Of course, citizens of Cottonport, Simmesport, Plaucheville, Effie and Marksville hold the same belief about their children and their communities.

There have been no municipal council resolutions coming out of the hometowns of the other five elementary schools, but there have been discussions among the various citizenry.

An education advocate, who asked not to be identified, pointed out prior to the Bunkie Council’s action that most people don’t believe the School Board will close a school due to the opening of Red River. He lives in another community.

For one thing, he noted, Red River will open as a grade 6-8 school and add a high school grade each year.
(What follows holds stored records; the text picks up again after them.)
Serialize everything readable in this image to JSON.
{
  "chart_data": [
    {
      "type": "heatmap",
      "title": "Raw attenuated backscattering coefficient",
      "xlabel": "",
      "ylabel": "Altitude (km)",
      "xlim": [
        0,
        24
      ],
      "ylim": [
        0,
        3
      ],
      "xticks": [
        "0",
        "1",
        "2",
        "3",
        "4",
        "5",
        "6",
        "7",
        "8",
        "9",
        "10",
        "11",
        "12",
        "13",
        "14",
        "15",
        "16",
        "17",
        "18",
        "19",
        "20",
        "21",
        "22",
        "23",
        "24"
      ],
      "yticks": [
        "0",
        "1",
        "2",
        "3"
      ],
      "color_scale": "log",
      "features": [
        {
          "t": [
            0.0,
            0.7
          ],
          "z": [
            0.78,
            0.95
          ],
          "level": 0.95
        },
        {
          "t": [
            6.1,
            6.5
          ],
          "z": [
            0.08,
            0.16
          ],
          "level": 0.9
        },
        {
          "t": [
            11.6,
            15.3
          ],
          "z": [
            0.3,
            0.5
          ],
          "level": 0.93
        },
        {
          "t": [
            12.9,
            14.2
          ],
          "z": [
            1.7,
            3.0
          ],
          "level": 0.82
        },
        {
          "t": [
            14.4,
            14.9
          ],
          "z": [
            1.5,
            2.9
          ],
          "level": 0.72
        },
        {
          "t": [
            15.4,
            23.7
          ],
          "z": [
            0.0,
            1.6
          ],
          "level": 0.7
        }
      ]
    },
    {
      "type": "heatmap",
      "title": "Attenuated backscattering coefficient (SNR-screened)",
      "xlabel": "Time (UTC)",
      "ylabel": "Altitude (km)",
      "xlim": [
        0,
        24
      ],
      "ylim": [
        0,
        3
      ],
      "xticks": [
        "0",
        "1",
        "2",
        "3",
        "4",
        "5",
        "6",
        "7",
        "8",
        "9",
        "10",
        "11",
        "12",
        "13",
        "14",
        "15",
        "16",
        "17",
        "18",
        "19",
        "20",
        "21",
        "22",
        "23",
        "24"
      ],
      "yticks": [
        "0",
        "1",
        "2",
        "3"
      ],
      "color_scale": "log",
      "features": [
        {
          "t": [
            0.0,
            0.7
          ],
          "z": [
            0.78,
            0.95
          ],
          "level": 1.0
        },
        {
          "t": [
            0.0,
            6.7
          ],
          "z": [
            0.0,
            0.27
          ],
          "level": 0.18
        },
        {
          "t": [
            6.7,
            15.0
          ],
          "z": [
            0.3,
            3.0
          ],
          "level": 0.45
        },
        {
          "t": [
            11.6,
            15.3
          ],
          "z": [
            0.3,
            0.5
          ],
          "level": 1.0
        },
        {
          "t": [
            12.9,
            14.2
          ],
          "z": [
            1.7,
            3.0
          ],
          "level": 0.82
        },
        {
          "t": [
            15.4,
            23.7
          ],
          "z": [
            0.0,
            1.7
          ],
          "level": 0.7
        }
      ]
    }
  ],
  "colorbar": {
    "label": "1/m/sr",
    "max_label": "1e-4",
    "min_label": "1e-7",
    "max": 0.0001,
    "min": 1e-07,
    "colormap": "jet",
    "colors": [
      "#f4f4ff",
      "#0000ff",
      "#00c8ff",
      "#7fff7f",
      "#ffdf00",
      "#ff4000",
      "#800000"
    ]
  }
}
It will have little effect on the elementary schools, except for the 50-60 6th graders it will enroll.

‘COMMON SENSE’ CHOICE

If the board does close an elementary, he said, “common sense says close Bunkie Elementary. It is a failing school and Bunkie would still have a school. Politics says it would probably be Plaucheville because it is rural and does not have the political pull that Bunkie does.”

BELA has scored “F” for the past three years. It was a “D” in 2015.

Riverside has also been mentioned as a possible choice for closure due to its poor School Performance Score over the past few years. It has been an “F” school for the past two years, a “D” in 2016 and an “F” in 2015.

Although seemingly isolated on the northside of the river, there was even a suggestion that closing Lafargue Elementary and assigning those students to Marksville Elementary would be a possibility.

It was also noted that such a move could result in the public school district losing more students than it would to Red River Charter.

At the same time some are talking about closing one or more schools, some School Board members have proposed bringing grades 7 & 8 from the three traditional high schools (Avoyelles, Bunkie and Marksville) and assign them to their feeder elementary schools that lost their high schools in a desegregation/consolidation order in 1987.

It has also been mentioned that a new K-8 could open in Hessmer to move the parish back to a community school concept.

In short, there are conflicting and possibly even contradictory proposals floating around while board members wait for the hard and final financial numbers and to see just how many of its middle school students enroll in RRCA.

Bunkie officials were the first to touch their nose and say “Not it.”

It is a good bet that if school closures became the topic of serious discussion, they won’t be the last.